Timing, type of BVD, IBR vaccines must be handled with care

A standard recommendation for all cow-calf herds in North America is to vaccinate with a viral vaccine that provides immunity to two important reproductive diseases: infectious bovine rhinotracheitis and bovine viral diarrhea virus.

These two diseases have potential to cause serious reproductive losses due to abortions, if they infect the unprotected pregnant cow. In addition, BVD can infect the fetus during early gestation and, depending on the timing of the infection, will produce a variety of clinical syndromes, such as early embryonic death, congenital defects or persistent infections.

It is essential that cows and heifers be given vaccines that contain IBR virus and BVD virus at least 30 days before breeding. BVD has a variety of genetic variations and is often classed into at least two different biotypes known as BVD type 1 and BVD type 2. Both biotypes can cause clinical disease and the vast majority of vaccine manufacturers include both biotypes of BVD in their vaccines.

There are a variety of vaccines available that provide protection against these two important diseases. These different options may also provide protection against other viral or bacterial diseases and that may be one of the factors that a veterinarian will consider when choosing a particular brand or combination of vaccines. However, another important decision often depends on whether to use a modified live vaccine or a killed vaccine.

There can be good reasons for using either. Modified live vaccines have the viral components of the vaccine altered or changed so they will not cause clinical disease. However, the virus used in the vaccine is still alive and will replicate in the animal after it is given. Most viral vaccines require you to mix together a diluent and a small dried cake supplied in two separate bottles to activate the virus.

The vaccine must be protected from heat and sunlight and used in a specific time period after mixing, while it is still alive or the vaccine will lose its effectiveness.

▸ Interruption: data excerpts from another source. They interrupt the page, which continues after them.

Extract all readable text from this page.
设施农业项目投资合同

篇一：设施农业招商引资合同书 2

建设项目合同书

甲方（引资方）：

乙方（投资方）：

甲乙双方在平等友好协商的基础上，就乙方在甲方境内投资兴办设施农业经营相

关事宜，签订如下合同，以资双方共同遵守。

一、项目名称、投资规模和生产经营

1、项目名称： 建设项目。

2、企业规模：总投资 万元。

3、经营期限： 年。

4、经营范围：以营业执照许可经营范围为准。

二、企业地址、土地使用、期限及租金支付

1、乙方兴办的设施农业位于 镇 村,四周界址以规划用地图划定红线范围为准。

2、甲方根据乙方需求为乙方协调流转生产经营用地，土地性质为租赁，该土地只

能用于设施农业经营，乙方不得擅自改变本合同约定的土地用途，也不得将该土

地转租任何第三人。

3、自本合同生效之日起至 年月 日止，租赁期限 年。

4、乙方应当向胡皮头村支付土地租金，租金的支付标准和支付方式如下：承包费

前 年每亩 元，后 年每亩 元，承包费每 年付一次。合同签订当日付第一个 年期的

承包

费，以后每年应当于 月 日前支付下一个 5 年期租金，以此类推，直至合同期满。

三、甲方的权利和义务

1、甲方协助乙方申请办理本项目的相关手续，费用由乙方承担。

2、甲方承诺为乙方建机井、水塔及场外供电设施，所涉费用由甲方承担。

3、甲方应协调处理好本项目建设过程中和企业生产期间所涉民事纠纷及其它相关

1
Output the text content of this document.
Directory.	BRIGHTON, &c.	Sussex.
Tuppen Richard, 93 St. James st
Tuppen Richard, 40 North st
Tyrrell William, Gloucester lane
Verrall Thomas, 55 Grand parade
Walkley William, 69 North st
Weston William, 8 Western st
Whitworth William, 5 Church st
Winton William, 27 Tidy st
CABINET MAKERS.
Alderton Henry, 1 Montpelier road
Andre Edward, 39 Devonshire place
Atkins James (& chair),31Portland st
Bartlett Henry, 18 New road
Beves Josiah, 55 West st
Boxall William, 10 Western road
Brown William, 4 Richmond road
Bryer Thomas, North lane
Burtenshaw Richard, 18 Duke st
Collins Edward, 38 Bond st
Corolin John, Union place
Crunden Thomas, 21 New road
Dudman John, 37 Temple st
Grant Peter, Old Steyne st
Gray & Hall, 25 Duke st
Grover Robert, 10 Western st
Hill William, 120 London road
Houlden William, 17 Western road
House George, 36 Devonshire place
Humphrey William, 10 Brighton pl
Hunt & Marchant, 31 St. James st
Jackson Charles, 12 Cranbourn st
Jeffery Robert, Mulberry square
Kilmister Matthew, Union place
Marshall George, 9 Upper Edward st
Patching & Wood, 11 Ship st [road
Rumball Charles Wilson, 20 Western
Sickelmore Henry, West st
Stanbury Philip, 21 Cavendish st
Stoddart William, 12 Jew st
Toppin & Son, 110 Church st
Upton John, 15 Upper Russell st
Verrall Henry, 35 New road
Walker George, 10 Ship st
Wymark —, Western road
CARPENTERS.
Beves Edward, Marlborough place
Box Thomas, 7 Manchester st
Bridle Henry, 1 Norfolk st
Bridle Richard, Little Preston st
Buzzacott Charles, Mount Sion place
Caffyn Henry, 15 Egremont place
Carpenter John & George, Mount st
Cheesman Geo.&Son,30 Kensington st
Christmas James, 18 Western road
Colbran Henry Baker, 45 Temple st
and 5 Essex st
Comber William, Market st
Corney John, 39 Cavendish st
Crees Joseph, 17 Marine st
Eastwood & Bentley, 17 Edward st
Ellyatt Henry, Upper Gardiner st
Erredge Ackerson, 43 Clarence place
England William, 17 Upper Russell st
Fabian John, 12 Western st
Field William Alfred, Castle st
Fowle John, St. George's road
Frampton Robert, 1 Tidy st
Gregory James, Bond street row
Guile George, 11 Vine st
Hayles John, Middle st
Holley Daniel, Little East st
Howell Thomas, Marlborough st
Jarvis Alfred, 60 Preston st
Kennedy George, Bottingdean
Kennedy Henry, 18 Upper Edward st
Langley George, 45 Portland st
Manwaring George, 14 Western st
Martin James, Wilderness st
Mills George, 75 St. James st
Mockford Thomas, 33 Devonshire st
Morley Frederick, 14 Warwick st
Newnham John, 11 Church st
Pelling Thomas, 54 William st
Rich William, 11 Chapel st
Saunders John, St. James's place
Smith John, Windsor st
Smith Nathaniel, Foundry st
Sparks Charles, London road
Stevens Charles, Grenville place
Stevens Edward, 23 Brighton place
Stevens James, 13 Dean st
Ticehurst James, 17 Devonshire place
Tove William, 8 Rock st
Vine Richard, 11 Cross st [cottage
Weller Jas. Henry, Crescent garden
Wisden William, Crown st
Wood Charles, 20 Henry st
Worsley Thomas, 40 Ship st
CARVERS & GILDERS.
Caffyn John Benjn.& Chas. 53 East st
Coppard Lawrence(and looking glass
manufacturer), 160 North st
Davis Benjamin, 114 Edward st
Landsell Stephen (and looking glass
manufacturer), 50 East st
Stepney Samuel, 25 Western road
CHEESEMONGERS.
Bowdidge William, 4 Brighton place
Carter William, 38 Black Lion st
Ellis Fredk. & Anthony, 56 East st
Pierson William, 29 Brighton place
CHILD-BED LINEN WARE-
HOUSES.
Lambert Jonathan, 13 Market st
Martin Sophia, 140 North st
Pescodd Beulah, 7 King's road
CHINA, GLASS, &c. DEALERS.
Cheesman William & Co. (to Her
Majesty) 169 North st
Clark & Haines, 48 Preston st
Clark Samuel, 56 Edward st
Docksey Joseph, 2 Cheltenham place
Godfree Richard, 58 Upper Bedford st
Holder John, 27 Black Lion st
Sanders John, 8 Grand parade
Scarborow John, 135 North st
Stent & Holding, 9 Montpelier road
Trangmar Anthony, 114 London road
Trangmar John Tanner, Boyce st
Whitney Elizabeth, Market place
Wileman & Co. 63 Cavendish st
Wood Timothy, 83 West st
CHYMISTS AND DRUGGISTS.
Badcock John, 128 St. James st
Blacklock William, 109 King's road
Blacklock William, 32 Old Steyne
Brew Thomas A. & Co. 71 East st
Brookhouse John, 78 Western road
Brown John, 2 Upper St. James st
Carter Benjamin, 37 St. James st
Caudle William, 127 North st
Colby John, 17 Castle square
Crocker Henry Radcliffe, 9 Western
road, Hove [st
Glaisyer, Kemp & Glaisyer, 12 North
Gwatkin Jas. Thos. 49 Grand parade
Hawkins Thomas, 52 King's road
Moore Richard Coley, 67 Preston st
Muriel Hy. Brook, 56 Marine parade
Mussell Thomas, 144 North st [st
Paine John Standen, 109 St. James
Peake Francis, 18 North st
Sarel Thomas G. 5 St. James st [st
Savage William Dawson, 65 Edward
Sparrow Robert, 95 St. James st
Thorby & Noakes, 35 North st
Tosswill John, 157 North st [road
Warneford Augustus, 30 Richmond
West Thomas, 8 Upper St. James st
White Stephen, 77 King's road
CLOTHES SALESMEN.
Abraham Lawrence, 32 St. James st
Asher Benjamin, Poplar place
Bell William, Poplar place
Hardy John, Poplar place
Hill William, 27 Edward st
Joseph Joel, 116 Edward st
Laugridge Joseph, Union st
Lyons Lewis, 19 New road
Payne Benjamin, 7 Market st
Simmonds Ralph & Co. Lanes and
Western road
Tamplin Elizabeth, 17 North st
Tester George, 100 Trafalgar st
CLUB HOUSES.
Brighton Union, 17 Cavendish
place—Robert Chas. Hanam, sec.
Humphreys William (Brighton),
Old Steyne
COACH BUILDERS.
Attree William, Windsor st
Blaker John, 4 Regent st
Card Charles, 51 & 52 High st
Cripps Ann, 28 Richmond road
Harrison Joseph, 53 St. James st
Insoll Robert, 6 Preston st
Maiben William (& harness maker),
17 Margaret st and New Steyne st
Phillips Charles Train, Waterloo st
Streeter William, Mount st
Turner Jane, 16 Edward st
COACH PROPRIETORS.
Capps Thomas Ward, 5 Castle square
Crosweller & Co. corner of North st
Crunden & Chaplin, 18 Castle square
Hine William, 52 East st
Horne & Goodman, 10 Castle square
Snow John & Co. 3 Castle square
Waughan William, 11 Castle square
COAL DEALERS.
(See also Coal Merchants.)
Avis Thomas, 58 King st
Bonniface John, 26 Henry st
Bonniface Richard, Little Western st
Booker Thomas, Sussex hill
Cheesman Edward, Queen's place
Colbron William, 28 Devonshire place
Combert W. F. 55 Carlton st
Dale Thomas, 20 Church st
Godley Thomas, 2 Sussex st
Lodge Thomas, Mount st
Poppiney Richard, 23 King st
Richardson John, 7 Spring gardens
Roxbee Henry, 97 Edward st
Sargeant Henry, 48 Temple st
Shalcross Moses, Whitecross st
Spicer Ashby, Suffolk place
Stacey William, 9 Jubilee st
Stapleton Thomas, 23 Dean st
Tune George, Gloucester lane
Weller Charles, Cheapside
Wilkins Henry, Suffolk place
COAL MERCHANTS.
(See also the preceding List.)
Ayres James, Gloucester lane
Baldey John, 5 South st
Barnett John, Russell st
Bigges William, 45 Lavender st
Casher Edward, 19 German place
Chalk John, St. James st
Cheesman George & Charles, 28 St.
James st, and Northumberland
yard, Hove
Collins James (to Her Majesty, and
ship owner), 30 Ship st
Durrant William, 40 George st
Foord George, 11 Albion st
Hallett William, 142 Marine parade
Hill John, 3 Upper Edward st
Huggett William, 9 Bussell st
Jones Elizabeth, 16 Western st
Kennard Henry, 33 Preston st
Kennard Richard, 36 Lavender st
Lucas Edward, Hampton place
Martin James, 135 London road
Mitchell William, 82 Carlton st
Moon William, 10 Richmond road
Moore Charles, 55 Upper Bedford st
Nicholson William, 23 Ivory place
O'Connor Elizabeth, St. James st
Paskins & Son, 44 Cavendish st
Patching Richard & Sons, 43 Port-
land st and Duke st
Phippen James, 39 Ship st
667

In many cases, modified live vaccines may provide stronger immunity and greater protection than a killed vaccine. Killed vaccines can also be very effective, but in these cases the viral components that are used in the vaccine are no longer alive. Killed vaccines often require a larger dose of the killed viruses or viral components to stimulate immunity and may require a second booster vaccination in some circumstances. Killed vaccines are also often dependent on an adjuvant, which is a substance included in the vaccine to stimulate the immune response.

Modified live vaccines can be effective against diseases such as IBR and BVD, but they do have some inherent risks associated with them.

Dr. Daniel Givens and Dr. Benjamin Newcomer addressed the risks in a recent paper delivered at the American Association of Bovine Practitioner’s conference in September of 2017.

Administering a live vaccine to calves nursing pregnant cows that have not been previously vaccinated is one of the potential risks.

You will often read in the label precautions for modified live vaccines a warning such as “Do not use in calves nursing pregnant cows unless their dams were vaccinated within the past 12 months.” The potential risk is that the modified live vaccine could multiply within the calves after vaccination and potentially be transferred to the non-vaccinated dams and heifers, which could possibly cause abortions. There have been several studies on this unlikely scenario and the results have been mixed. In some studies, there was no evidence of transmission from vaccinated calves, while in others, there was some potential transmission occurring.

This seems like a very low risk scenario and it is easily prevented by ensuring your cows and heifers are vaccinated.

The second risk is the potential of causing infertility by giving a modified live vaccine too close to the breeding season. Many labels will suggest that they should be administered at least 30 days before breeding.

The IBR virus component of the modified live vaccine has the potential to cause inflammation of the ovaries and could potentially affect the estrus cycle if given too close to the start of the breeding season. The studies described by Givens and Newcomer suggest that this is most likely a risk in animals being vaccinated for the first time. Many of the studies showed no impact of a modified live vaccine given close to the breeding period in previously vaccinated animals, however, it is probably a risk to be aware of and avoided if possible.

The final risk and perhaps the most important is that some modified live vaccines can potentially cause abortions if given to pregnant cows. This is probably a much greater risk in animals that have not been previously vaccinated, but is certainly a significant risk to consider.

Some available modified live vaccines have label claims that allow pregnant cows to be vaccinated, provided they were vaccinated, according to label directions, with this same product within the past 12 months.

It is critically important that if modified live vaccines are given to pregnant cows, that these instructions be followed. Note the phrasing of the instructions, which include “with this same product.” It is extremely important that the identical vaccine from the same manufacturer be given appropriately in the past 12 months.